To L, raising a virtual glass and letting you know that you're not alone. I've got your back and I'm right here.
Sometimes, a dear friend or a really special Big Susan is going through a tough time. Not a bad hair day, bought something and then it’s on sale the next day or missed a deadline kind of tough time. A really truly tough time.
My oldest Big Susan, L, is in that place right now. Where life just sucks and you think – no, you know, that you’re doing the right thing but wonder why it is getting suckier. There is no sugar coating it -things really do suck – but with a purpose. At least there is forward movement and hope that the light at the end of the tunnel is not an oncoming train.
So, in the hopes of making L laugh a wee bit, I wanted to share a story that involves her but she doesn’t know. A lifetime ago, L was getting married and I was in the wedding. The nice Jewish girl in the full Catholic Mass wedding is a story unto itself. But for this, it’s all about the dress.
Oh, we had bridesmaid dresses. It was the early 90’s but with a heavy 80’s influence and our iridescent dark green taffeta dresses featured a giant bow on my ass and required a crinoline and dyed to match shoes. Being a good friend, I smiled, ordered my dress and had it shipped to my office. The dress arrived about a month before said wedding - I opened it, admired its beauty and promptly threw in the trunk of my “trusty” 1982 Toyota Tercel. A couple of weeks and monumental rainstorm later, I remember the dress and find its moldy remains in the trunk of my car. What’s a bridesmaid to do? I called, pleaded and begged the store to get me another – I'm sure they felt bad but not sure if it was about the situation or the dress...but at least they had one that was a size too big.
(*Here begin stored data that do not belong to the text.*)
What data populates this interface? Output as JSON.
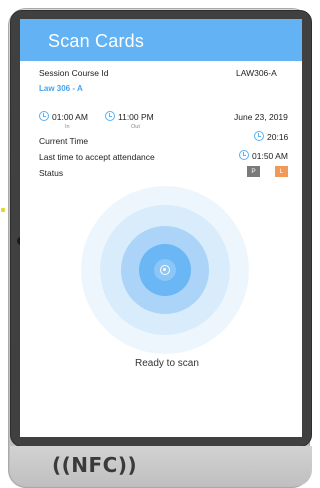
{
  "appbar": {
    "title": "Scan Cards"
  },
  "session": {
    "label": "Session Course Id",
    "course_id": "LAW306-A",
    "course_name": "Law 306 - A"
  },
  "times": {
    "in_time": "01:00 AM",
    "in_label": "In",
    "out_time": "11:00 PM",
    "out_label": "Out",
    "date": "June 23, 2019"
  },
  "current_time": {
    "label": "Current Time",
    "value": "20:16"
  },
  "last_accept": {
    "label": "Last time to accept attendance",
    "value": "01:50 AM"
  },
  "status": {
    "label": "Status",
    "badges": [
      {
        "text": "P",
        "color": "#7a7a7a"
      },
      {
        "text": "L",
        "color": "#f29a55"
      }
    ]
  },
  "scanner": {
    "message": "Ready to scan"
  },
  "device": {
    "logo": "((NFC))"
  },
  "colors": {
    "accent": "#62b2f4",
    "ring_primary": "#6bb6f4"
  },
  "icons": {
    "clock": "clock-icon",
    "nfc": "nfc-icon"
  }
}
A good seamstress would remedy that. Dress arrives (at the seamstress this time – I’m no fool) and I get measured (uh, so not fun) and come back 2 days before the nuptials to pick up the dress – the bride being none the wiser. It turns out “good seamstress” is very subjective. She cut on the wrong side of the pin line and now the dress was too small. I was in my 20’s and broke – buying this dress once was a hardship, twice was unbelievable but three times? That could not happen. The seamstress felt awful and being poor, I had no choice but to let her “fix” it. She waved her magic seam ripper over the moldy version, finding bits and pieces to make it fit. Night before the wedding, I picked it up and it fit. Sort of. It was clearly too big in the waist. As I got out of the limo to stand up for L, Aunt Virginia was under my dress, pinning the waist. L never knew.
Moral of the story? 1992 was a good year for some things – and not so much for others. And, always let Aunt Virginia up your skirt.
So dear L, may this have given you a smile, even a chuckle. The Bitter Barn, Hostile House or Angry Abode – those places where emotions run amok and everything seems overwhelming are scary places to be. It’s times like this that make it so hard to be so far away from you. What I really want to do is spirit you away from work, kids and the real world for a day or two of escape – a combo of spa-like relaxation and crazy drunkenness. Here’s hoping that happens soon.
PS – I’m reasonably certain, L’s mom, Mrs. M would just shake her head and laugh. And yes, I still call her Mrs. M because around her, I’m still in 5th grade.